Varese Sarabande (302 066 615 2)
Release Date: 2004
Conducted by Brian Tyler
Average Rating: 3 stars (1 user)
|1.||The Final Cut Main Title||3:54|
|2.||Fletcher the Cutter||1:46|
|10.||"Enchanted Days" - Kathryn Bostic||3:42|
|15.||"Hollow" - Ja Wah||3:29|
|17.||Alan the Cutter||3:42|
|20.||Seeing a Ghost||1:48|
|22.||Riga de Pichetto||1:13|
|24.||The Amazing Alan||1:04|
|28.||The Final Cut End Title||3:01|
|Total Album Time:||62:01|
|by Mike Brennan
November 10, 2004
Brian Tyler, known for his bold, brassy themes from Children of Dune and Timeline, presents his subtler side and clearly shows his growth as a composer. Where Darkness Falls allowed him to unleash orchestral sound on a massive scale, The Final Cut shows Tyler's maturity and restraint. While not as thematically developed as Frailty, The Final Cut as an album is more cohesive than Tyler's other scores, almost to the point of sounding like a classical production. Despite the return of his usual orchestrators, Robert Elhai and Dana Niu, The Final Cut has a very different sound for Tyler. Lightly layered strings and piano, cello, violin, and woodwind solos move the score quickly and yet with self-control. One of the most interesting features of this approach is the layering of French horn lines beneath parts of the music, as in the main title and "Alan's Memory".

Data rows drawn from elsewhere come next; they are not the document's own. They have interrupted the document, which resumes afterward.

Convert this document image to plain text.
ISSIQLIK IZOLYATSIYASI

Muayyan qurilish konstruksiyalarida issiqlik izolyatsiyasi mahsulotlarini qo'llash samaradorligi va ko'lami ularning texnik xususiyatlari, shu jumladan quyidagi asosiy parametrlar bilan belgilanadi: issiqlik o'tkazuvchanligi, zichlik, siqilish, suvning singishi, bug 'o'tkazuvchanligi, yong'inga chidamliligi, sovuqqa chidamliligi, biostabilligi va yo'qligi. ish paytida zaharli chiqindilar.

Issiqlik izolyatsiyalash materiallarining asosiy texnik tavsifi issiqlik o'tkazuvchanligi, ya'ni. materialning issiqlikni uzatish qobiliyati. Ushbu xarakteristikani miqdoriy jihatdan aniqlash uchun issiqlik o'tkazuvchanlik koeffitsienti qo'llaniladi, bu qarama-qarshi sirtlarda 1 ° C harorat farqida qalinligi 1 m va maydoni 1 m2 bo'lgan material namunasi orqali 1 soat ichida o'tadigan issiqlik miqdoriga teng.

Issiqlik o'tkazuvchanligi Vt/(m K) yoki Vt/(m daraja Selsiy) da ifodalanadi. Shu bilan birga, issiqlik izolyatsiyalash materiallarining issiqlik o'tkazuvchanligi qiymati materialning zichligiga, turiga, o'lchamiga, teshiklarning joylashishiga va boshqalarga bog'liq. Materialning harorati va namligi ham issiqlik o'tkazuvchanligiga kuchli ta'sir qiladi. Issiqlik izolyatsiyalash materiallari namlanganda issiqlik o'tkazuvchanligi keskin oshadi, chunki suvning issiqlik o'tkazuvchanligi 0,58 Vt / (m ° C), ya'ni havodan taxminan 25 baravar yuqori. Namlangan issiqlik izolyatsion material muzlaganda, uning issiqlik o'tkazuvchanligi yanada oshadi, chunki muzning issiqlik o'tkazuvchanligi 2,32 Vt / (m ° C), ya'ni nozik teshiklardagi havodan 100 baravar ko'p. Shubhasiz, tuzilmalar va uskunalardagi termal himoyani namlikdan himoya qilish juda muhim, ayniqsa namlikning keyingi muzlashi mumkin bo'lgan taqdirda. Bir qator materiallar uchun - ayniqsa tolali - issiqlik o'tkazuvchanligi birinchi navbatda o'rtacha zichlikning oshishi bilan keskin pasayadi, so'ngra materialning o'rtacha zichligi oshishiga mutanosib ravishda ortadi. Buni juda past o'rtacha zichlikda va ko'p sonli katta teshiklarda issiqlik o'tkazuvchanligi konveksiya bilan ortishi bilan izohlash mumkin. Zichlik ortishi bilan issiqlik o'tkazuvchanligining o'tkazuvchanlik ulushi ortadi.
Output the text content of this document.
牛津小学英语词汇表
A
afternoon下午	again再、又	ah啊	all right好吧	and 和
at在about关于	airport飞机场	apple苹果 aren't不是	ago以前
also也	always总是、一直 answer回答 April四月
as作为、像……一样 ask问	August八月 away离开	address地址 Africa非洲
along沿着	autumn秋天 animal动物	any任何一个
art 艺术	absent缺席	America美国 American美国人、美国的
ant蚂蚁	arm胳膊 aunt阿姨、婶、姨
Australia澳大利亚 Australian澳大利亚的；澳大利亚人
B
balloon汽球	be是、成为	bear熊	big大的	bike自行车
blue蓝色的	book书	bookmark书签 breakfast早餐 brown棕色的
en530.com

Like Don Davis' work for The Matrix, Tyler takes a postmodern approach to parts of this score, often using motifs rather than melodies as themes, one being repeated cyclical arpeggios on acoustic guitar, violin, and even marimba ("Zoe Revelation", "Eye Tech"). There are some darker moments to the score, where Tyler uses timpani and low strings ("Desperate Pursuit"), yet remains consistent with the rhythms and motifs. The music ranges from multiple layers of light orchestrations, as in the main title, to a nearly inaudible solo piano ("Absolution"). The use of marimba, acoustic guitar, and bass clarinet in cues such as "Eye Tech" give parts of the score an eerie sense of motion while still maintaining a soft tone. The music does take on a darker feel at times, as in "Tattoo Parlor" where a heavier drum and soft woodwind take over for the strings.
The main theme is simple, little more than a motif, and most often played on the piano, but Tyler weaves it into the music so often and so well that it pops up in unexpected places, even after numerous listens. The highlight of the album is "Alan the Cutter" where all the thematic and rhythmic elements come together with a darker, more frantic tone, underscored again by brass, then adding marimba and woodwinds. The album closes with a haunting cello solo backed by the piano in "Rememory" before the end title cue restates the main theme. The album also includes two songs, both co-written by Tyler. "Enchanted Days" is a jazzy tune voiced by Kathryn Bostic, completely opposite of the hard rock song, "Hollow". Neither adds much to the album, but do feature some resemblance to Tyler's themes. Tyler also performed drums, guitar, and vocals for "Hollow". With each score, Tyler brings out a new style and is clearly showing his strength and growth as a composer. The Final Cut is subtler than much of his past work, but is a strong, cohesive work that takes the composer's skill to a new level.